The BF Goodrich-sponsored Corvette race cars of John and Burt Greenwood are arguably the most popular Corvette racing cars of all time. While other Corvettes may well have won more races and championships, for a handful of reasons, the Greenwood BF Goodrich Corvettes had a certain halo and mystique about them. The cars carried the racing torch for the Corvette community in the early ‘70s. While the team had durability issues, they added tremendous excitement to the races. All that was missing was a Jungle Pam pit crew assistant. Burt Greenwood designed the famous Stars & Stripes livery and knowing that their animal Corvettes were dicing it up on the track with street tires was sauce for the goose.

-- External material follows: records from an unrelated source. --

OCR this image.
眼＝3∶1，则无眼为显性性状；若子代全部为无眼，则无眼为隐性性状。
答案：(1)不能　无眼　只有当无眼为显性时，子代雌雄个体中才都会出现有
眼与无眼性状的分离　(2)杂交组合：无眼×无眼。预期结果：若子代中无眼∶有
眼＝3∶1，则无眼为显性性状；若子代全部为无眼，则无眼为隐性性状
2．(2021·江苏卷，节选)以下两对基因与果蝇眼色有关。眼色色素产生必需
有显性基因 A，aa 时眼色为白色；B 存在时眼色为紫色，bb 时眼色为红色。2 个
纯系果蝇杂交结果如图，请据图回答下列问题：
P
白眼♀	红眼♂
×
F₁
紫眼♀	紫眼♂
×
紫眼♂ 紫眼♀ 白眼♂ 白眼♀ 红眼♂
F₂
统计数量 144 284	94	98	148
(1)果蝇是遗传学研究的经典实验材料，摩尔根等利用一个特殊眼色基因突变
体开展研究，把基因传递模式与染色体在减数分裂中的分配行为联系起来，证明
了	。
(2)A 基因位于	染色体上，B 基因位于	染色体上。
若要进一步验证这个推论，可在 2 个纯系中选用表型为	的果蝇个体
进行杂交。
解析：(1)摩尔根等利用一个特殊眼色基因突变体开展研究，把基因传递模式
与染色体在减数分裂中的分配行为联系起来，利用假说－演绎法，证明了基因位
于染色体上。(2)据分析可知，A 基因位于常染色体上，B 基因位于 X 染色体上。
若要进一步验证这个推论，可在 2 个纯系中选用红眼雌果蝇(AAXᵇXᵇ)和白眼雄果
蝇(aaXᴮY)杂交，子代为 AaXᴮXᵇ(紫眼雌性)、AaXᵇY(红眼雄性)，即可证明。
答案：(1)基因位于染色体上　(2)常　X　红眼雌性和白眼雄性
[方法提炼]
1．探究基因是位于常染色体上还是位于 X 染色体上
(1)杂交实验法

The Greenwood Corvettes usually struck terror in the hearts of competitors due to wild rumors that John was somehow squeezing upwards of 800-horsepower from his production-based 427 ZL-1 big-block Chevy engines. Of course, exactly how powerful those engines really were is open for debate. But what was observably so was the fact that the team’s engines were often too powerful, tended to break, but were capable of pushing the car’s Mako Shark-II shape to over 225-MPH on Le Mans’ famous Mulsanne straight. Remember sport fans, we’re talking a production-based race car from nearly 40 years ago! How sweet it was!
I’ve put together a little slide show below, of all three of the Greenwood brothers’ BF Goodrich Stars & Stripes Corvette race cars. And if you have a passion for early, non-electronic, mechanical Corvette racing hardware, you MUST visit the portfolio page at Corvette Repair’s website. So, we invite you to set aside some time, kick back with your favorite beverage, and have some classic Corvette race car fun. The only things that will be missing are the sounds of open headered small-block and big-block engines, and the smells of Sunoco 260! Enjoy! – Scott
PS – Corvette Repair’s most recent projects include the restoration of the one-of-a-kind XP-819 rear-engine Corvette and a total restoration on a 1971 ZR-2 Corvette. The ZR-2 was the 454 LS-6 big-block version of the ‘70, ‘71, and ‘72 LT-1 racer kit options. These were essentially variants of the infamous ‘67, ‘68, and ‘69 L-88 racer kit Corvettes. Only 12 ZR-2 cars were officially produced. Kevin Mackay had the ZR-2’s chassis on tour in ‘11 as “The Sideways Chassis.” The sideways chassis ZR-2 is currently having the rest of it’s restoration completed.